Today was a perfect day. Spent with family, spent soaking in the sun. Spent just the way I wanted it. It's amazing how God hears what we have in our hearts and sends us into the situation we desire. It's equally amazing how much challenge I want in my personal life. I want to feel the heat of battle. I know I say this enough, too much in fact, but it's the truth.

Where's the fun in acquiring something with no work involved? Where's the sense of "Yes, I earned this!"? The celebration of achievement at that point becomes left behind...

I've had a whirlwind last few weeks, full of new and exciting challenges. Some in the sun, some in the inside of church walls, some while walking along the little alleyways in downtown Seattle. My mind has been really wrapping around structure again. My mind has finally landed on my causes. My mind is really engaging in these times of challenge.

There's so much this life has to offer and I really am excited for the day when I can say... "I earned this, I earned that, now let me pass it on." A lot of what I want is not really for me. It's for the people around me. It's for the many lives that I have and will impact. It's for the Kingdom. It's for the Son of the Father that I call God and Commander.

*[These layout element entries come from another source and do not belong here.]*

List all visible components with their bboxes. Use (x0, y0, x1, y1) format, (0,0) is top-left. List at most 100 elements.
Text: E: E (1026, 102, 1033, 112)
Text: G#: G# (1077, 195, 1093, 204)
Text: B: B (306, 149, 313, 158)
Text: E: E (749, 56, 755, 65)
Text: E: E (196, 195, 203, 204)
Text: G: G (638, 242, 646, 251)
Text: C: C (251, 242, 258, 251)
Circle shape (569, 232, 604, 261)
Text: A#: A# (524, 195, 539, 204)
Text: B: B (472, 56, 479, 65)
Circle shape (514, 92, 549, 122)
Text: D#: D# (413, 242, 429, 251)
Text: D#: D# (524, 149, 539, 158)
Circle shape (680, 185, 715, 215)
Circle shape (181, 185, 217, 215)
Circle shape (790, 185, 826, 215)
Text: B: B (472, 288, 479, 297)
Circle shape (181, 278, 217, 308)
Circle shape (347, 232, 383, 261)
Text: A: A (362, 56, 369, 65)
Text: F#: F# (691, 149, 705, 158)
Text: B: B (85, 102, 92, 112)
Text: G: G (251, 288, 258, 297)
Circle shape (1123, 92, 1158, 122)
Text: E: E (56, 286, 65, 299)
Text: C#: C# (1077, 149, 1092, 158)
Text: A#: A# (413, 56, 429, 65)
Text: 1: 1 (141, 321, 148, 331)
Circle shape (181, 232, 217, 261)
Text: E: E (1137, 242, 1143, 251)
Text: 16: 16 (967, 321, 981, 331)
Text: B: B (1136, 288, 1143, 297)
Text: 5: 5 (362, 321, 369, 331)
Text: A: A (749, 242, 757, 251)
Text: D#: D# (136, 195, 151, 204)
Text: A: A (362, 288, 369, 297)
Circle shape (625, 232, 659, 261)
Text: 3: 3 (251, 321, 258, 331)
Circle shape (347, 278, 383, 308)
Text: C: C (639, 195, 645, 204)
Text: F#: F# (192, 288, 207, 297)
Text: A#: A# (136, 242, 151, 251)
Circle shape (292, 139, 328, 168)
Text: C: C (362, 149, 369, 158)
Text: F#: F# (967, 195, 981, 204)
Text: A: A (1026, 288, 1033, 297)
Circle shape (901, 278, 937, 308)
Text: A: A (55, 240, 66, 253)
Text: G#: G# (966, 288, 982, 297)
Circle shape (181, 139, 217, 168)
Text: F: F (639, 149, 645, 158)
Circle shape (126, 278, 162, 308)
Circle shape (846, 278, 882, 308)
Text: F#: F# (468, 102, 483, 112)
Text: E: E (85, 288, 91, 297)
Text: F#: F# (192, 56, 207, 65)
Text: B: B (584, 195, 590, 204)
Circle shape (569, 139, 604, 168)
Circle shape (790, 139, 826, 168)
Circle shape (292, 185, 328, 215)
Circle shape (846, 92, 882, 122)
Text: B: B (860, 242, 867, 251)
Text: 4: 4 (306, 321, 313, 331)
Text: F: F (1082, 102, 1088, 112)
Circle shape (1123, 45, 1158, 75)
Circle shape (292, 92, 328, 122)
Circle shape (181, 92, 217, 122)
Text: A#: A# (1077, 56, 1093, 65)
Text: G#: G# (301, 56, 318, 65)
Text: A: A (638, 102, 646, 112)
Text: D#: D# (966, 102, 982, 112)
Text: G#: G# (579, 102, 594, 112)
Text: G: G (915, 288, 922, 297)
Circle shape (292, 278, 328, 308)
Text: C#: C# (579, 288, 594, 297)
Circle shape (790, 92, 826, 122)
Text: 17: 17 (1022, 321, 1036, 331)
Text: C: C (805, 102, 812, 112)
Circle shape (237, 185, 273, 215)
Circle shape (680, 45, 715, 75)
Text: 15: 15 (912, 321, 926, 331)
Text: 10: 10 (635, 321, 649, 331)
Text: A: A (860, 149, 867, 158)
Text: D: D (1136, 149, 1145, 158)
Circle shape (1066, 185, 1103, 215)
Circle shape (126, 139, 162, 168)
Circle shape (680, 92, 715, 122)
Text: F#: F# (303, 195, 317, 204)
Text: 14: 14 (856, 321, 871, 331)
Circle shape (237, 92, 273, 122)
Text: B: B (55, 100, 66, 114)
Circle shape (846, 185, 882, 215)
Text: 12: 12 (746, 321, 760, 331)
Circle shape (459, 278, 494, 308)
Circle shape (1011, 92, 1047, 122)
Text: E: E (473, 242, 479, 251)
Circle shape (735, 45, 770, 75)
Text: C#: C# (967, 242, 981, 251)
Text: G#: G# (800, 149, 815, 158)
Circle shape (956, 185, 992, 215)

As I'm sitting here... I can't help but to think of the people who don't have dreams and mourn for them. My dreams are singularly the most important reasons I walk this earth. I have so much I want to get done for the Kingdom. I am His Daughter. I am in need of my Father. I need Him. I need His light. I need Him. It's all relative...

Anyways, I love you for reading this. I love you for being supportive. I love you for challenging me. I love you for you.